En matière de formation du gouvernement, le patriarche maronite, Béchara Raï, et le Premier ministre désigné, Saad Hariri, semblent être de plus en plus sur la même longueur d’onde et convergent sur un certain nombre de critères que le processus gouvernemental devrait respecter.
C’est ce qui ressort du climat distillé au lendemain de la toute dernière rencontre entre le chef du gouvernement désigné et Mgr Raï, mercredi soir, à Bkerké, poursuivie autour d’un dîner. L’entourage proche du patriarcat préfère naturellement garder le chef de l’Église maronite loin de tout affichage d’un positionnement politique marqué en faveur d’un camp et aux dépens de l’autre. Il reste qu’une personnalité qui était présente à l’entretien de mercredi à Bkerké a confié à L’Orient-Le Jour que le patriarche Raï est furieux de voir le processus de formation du gouvernement s’éterniser et buter sur des considérations liées à la pratique du partage des ministères entre les forces politiques, alors que le pays a besoin d’un cabinet de spécialistes indépendants de ces forces et dotés des capacités qui leur permettent de mener à bien leur mission et de gagner la confiance du peuple libanais et de la communauté internationale. Un point de vue que Saad Hariri a exprimé lui-même à plusieurs reprises. Selon une source proche de la Maison du Centre contactée par L’OLJ, c’est ce critère que M. Hariri a mis en avant en préparant la mouture qu’il a présentée au chef de l’État, lors de leur entretien du 9 décembre à Baabda. Cette démarche, on le sait, n’avait pas abouti à la formation du cabinet. Bien au contraire. Elle n’a fait que déclencher un nouveau round de confrontation entre Michel Aoun et Saad Hariri, principalement articulée autour du choix des ministrables et leur (éventuelle) affinité partisane.
Si la présidence se plaint du fait que M. Hariri ait choisi tous les ministres, y compris les chrétiens, sans concertation préalable avec Michel Aoun, la source proche de M. Hariri confie que dans le cadre de sa contre-formule remise au Premier ministre désigné, lors de la rencontre du 9 décembre, le chef de l’État a attribué chaque portefeuille à un parti politique déterminé, contrairement à la volonté de M. Hariri, qui est précisément celle de Mgr Raï.
Le tiers de blocage
Le patriarche maronite et le Premier ministre désigné convergent aussi sur la nécessité que la future équipe ministérielle soit équilibrée. « Il importe au patriarche Raï qu’aucune partie n’exerce son hégémonie sur le futur gouvernement », explique la personnalité citée plus haut.

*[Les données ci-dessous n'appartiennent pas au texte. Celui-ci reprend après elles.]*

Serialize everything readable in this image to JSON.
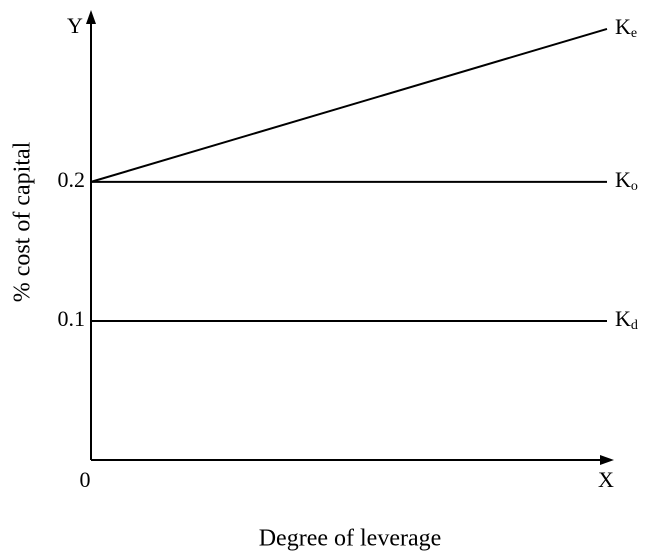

Une façon d’exprimer, quoique implicitement, l’opposition de Bkerké à ce que le tiers de blocage au sein du cabinet soit accordé à quiconque. Cette position paraît tout à fait logique dès lors que le patriarche s’oppose à l’idée même d’un partage des portefeuilles ministériels entre les protagonistes politiques. Or toutes les informations de ces dernières semaines sur le processus gouvernemental tendent à montrer que c’est essentiellement le tandem Baabda-Courant patriotique libre qui presse pour obtenir ce fameux tiers de blocage, contre l’avis de M. Hariri. Là où les informations sont partagées, c’est sur le point de savoir si le Hezbollah irait jusqu’au bout pour défendre cet objectif fixé par ses turbulents alliés ou pas.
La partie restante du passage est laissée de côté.